It might sound like a low bar, but for those who care about facts, it's been a long wait: News coverage of climate is finally getting the science right.
A study out this week found that 90 percent of media coverage accurately represented the scientific consensus that human activity is driving global warming, looking at thousands of articles from 2005 to 2019. That's a sharp change from the last comparable study in 2004, when researchers discovered that more than half of articles treated dissenting opinions as equally valid.
Max Boykoff, a professor of environmental studies at the University of Colorado Boulder and a co-author of both studies, pointed to a handful of reasons for increasing accuracy, including more scientific certainty. Last week's landmark report from the U.N. Intergovernmental Panel on Climate Change used its most definitive language about the state of climate science ever, with the first line declaring, "It is unequivocal that human influence has warmed the atmosphere, ocean and land." Boykoff also pointed to advances in attribution science, which can link extreme weather events to climate change, and the growing visibility of amped-up wildfires, heat waves, and other wild weather.
It might be kind of a chicken-and-egg situation: The media reflect their audience and help shape its views. Some 64 percent of Americans now say that reducing the effects of climate change is "a top priority," according to Pew Research polling. Less than 40 percent gave that response five years ago.
The previous study encompassing press coverage of climate science from 1988 to 2002 found that only 35 percent of it accurately reflected the scientific discourse. At the time, the U.S. media was consistently biasing reporting of the subject by presenting "both sides" of the "debate" as equally valid, according to the analysis. That initial study made a splash, getting cited by Al Gore in An Inconvenient Truth and causing "introspection" among some journalists, Boykoff said. Despite being outdated, his article continued to be referenced nearly two decades later — which was why he figured it was time for an update.

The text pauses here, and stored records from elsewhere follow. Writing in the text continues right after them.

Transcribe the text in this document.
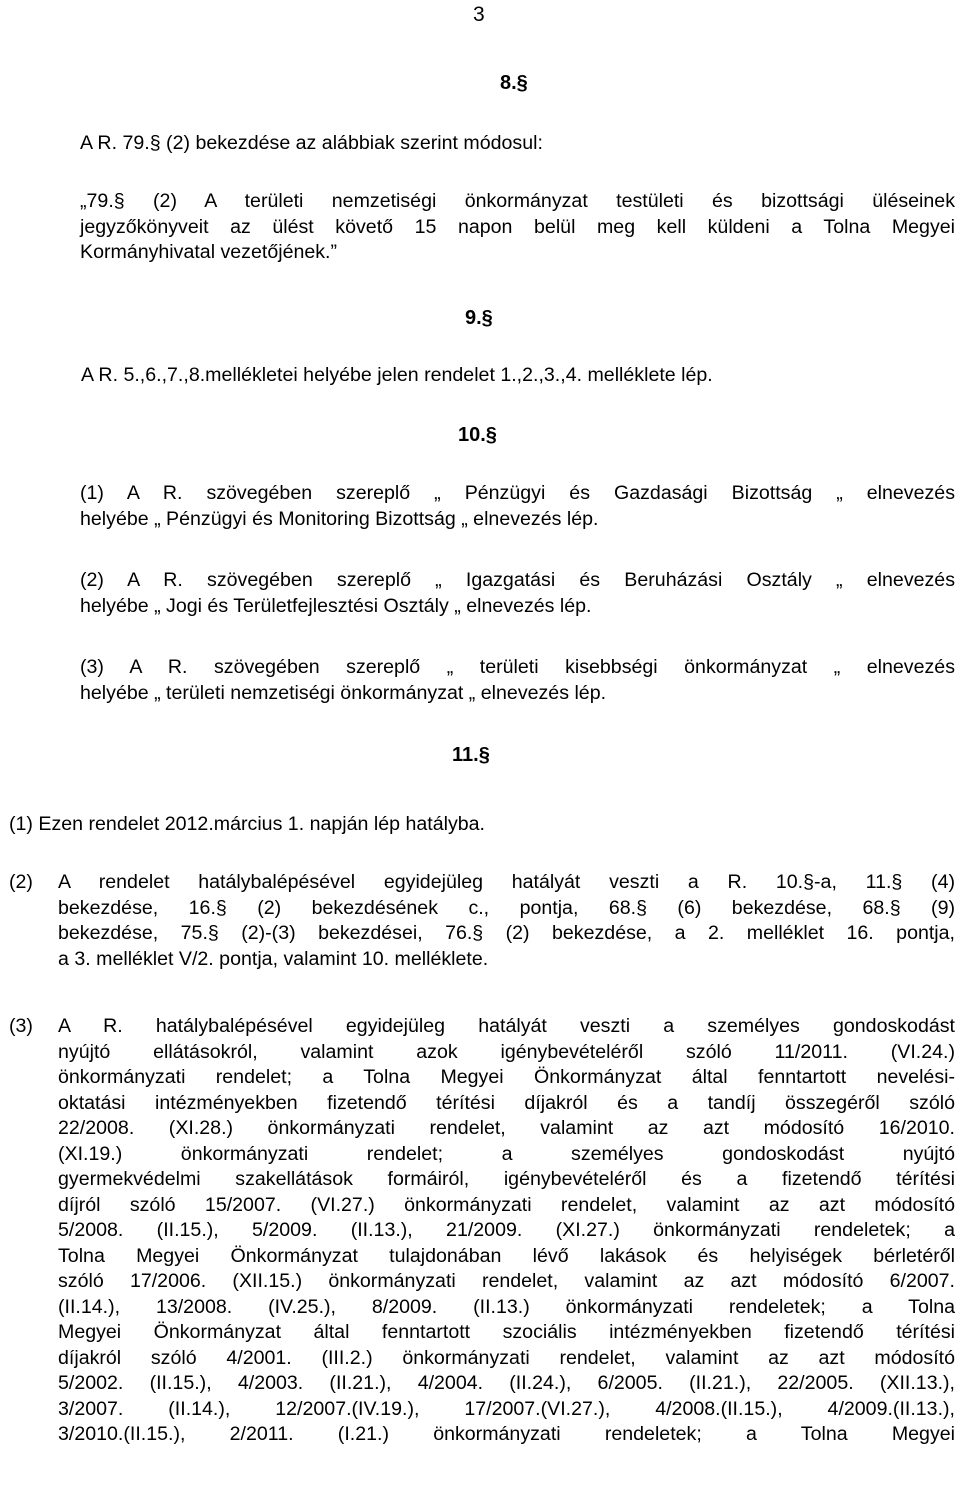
3
8.§
A R. 79.§ (2) bekezdése az alábbiak szerint módosul:
„79.§ (2) A területi nemzetiségi önkormányzat testületi és bizottsági üléseinek
jegyzőkönyveit az ülést követő 15 napon belül meg kell küldeni a Tolna Megyei
Kormányhivatal vezetőjének.”
9.§
A R. 5.,6.,7.,8.mellékletei helyébe jelen rendelet 1.,2.,3.,4. melléklete lép.
10.§
(1) A R. szövegében szereplő „ Pénzügyi és Gazdasági Bizottság „ elnevezés
helyébe „ Pénzügyi és Monitoring Bizottság „ elnevezés lép.
(2) A R. szövegében szereplő „ Igazgatási és Beruházási Osztály „ elnevezés
helyébe „ Jogi és Területfejlesztési Osztály „ elnevezés lép.
(3) A R. szövegében szereplő „ területi kisebbségi önkormányzat „ elnevezés
helyébe „ területi nemzetiségi önkormányzat „ elnevezés lép.
11.§
(1) Ezen rendelet 2012.március 1. napján lép hatályba.
(2) A rendelet hatálybalépésével egyidejüleg hatályát veszti a R. 10.§-a, 11.§ (4)
bekezdése, 16.§ (2) bekezdésének c., pontja, 68.§ (6) bekezdése, 68.§ (9)
bekezdése, 75.§ (2)-(3) bekezdései, 76.§ (2) bekezdése, a 2. melléklet 16. pontja,
a 3. melléklet V/2. pontja, valamint 10. melléklete.
(3) A R. hatálybalépésével egyidejüleg hatályát veszti a személyes gondoskodást
nyújtó ellátásokról, valamint azok igénybevételéről szóló 11/2011. (VI.24.)
önkormányzati rendelet; a Tolna Megyei Önkormányzat által fenntartott nevelési-
oktatási intézményekben fizetendő térítési díjakról és a tandíj összegéről szóló
22/2008. (XI.28.) önkormányzati rendelet, valamint az azt módosító 16/2010.
(XI.19.) önkormányzati rendelet; a személyes gondoskodást nyújtó
gyermekvédelmi szakellátások formáiról, igénybevételéről és a fizetendő térítési
díjról szóló 15/2007. (VI.27.) önkormányzati rendelet, valamint az azt módosító
5/2008. (II.15.), 5/2009. (II.13.), 21/2009. (XI.27.) önkormányzati rendeletek; a
Tolna Megyei Önkormányzat tulajdonában lévő lakások és helyiségek bérletéről
szóló 17/2006. (XII.15.) önkormányzati rendelet, valamint az azt módosító 6/2007.
(II.14.), 13/2008. (IV.25.), 8/2009. (II.13.) önkormányzati rendeletek; a Tolna
Megyei Önkormányzat által fenntartott szociális intézményekben fizetendő térítési
díjakról szóló 4/2001. (III.2.) önkormányzati rendelet, valamint az azt módosító
5/2002. (II.15.), 4/2003. (II.21.), 4/2004. (II.24.), 6/2005. (II.21.), 22/2005. (XII.13.),
3/2007. (II.14.), 12/2007.(IV.19.), 17/2007.(VI.27.), 4/2008.(II.15.), 4/2009.(II.13.),
3/2010.(II.15.), 2/2011. (I.21.) önkormányzati rendeletek; a Tolna Megyei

The new study was wider in scope, broadening beyond the United States. Boykoff and other researchers from the University of Colorado Boulder and the Cooperative Institute for Research in Environmental Sciences analyzed articles from 17 major newspapers across the United States, the United Kingdom, Australia, New Zealand, and Canada. Some conservative-leaning outlets, including the Daily Mail in the U.K. and the National Post in Canada, provided accurate coverage around 70 percent of the time. On the other end of the spectrum, Canada's Toronto Star topped the list for accuracy at 97 percent, followed by The Guardian in the U.K. at 95 percent. Major U.S. outlets like USA Today, The Washington Post, and the New York Times also scored above 90 percent.
That's still only a slice of media coverage, not the full span of places where people are getting information about climate change — social media and TV as well as conversations with friends and family.

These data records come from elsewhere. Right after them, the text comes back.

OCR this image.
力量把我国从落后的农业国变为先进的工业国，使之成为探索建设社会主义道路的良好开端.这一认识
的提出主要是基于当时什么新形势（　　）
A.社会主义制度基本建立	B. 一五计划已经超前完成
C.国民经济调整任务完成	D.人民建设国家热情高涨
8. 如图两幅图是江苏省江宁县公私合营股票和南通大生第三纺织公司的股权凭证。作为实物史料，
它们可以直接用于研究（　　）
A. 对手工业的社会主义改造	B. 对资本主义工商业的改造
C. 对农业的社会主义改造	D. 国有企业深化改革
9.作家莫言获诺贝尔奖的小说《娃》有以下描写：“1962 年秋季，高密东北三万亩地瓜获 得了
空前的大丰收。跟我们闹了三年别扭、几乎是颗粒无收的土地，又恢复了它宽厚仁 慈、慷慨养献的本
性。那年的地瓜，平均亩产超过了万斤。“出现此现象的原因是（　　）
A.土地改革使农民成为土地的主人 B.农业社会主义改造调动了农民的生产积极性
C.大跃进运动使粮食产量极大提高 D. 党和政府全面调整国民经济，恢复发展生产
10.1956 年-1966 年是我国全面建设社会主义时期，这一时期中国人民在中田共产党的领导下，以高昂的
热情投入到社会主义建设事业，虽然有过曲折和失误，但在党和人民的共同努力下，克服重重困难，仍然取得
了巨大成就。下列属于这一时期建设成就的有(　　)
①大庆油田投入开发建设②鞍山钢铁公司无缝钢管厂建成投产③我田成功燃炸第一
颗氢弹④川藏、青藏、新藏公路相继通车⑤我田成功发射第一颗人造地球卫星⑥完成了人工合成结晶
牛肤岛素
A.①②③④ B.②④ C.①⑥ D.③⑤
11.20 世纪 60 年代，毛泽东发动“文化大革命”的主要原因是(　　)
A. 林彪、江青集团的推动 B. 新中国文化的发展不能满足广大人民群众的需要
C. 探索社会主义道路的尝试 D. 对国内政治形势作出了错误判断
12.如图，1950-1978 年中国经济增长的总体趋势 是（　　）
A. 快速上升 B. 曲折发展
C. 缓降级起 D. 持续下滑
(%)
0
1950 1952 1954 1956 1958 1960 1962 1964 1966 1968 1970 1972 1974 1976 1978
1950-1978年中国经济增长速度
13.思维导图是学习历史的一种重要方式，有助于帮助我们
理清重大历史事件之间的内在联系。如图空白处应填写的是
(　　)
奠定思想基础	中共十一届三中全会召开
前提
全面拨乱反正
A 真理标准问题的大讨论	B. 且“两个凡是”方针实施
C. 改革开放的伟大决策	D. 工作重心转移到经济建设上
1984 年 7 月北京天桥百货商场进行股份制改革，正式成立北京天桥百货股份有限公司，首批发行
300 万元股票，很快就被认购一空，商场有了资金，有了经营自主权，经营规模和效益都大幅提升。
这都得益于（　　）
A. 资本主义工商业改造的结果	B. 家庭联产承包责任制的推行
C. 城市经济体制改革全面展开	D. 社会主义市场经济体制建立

"While there's good news in the newsprint media, there might be less good news in some of the other media domains," said Meaghan Daly, a co-author of the study and an assistant professor of environmental studies at the University of New England. Climate change vies for attention with other issues: Broadcast morning TV networks, for example, spent nearly as much time covering Jeff Bezos' rocket trip to space on one day last month than they did covering climate change for the whole year of 2020.
And although the rhetoric around global warming has changed a lot over the last 20 years, fossil fuel companies aren't necessarily having a hard time getting their case heard. A study last year found major U.S. newspapers gave twice as much coverage to press releases that opposed climate action compared to those that called for doing something about the crisis. "There are now more subtle ways of undermining action on climate change — so that ranges from looking at the cost of climate solutions to the impossibility of the transformations that are needed," Daly said.
But when it comes to the facts on climate change, the media appears to be on an upward trajectory. Boykoff and Daly found that accurate coverage of the scientific consensus increased from 87 percent to 92 percent over the 15-year period they studied.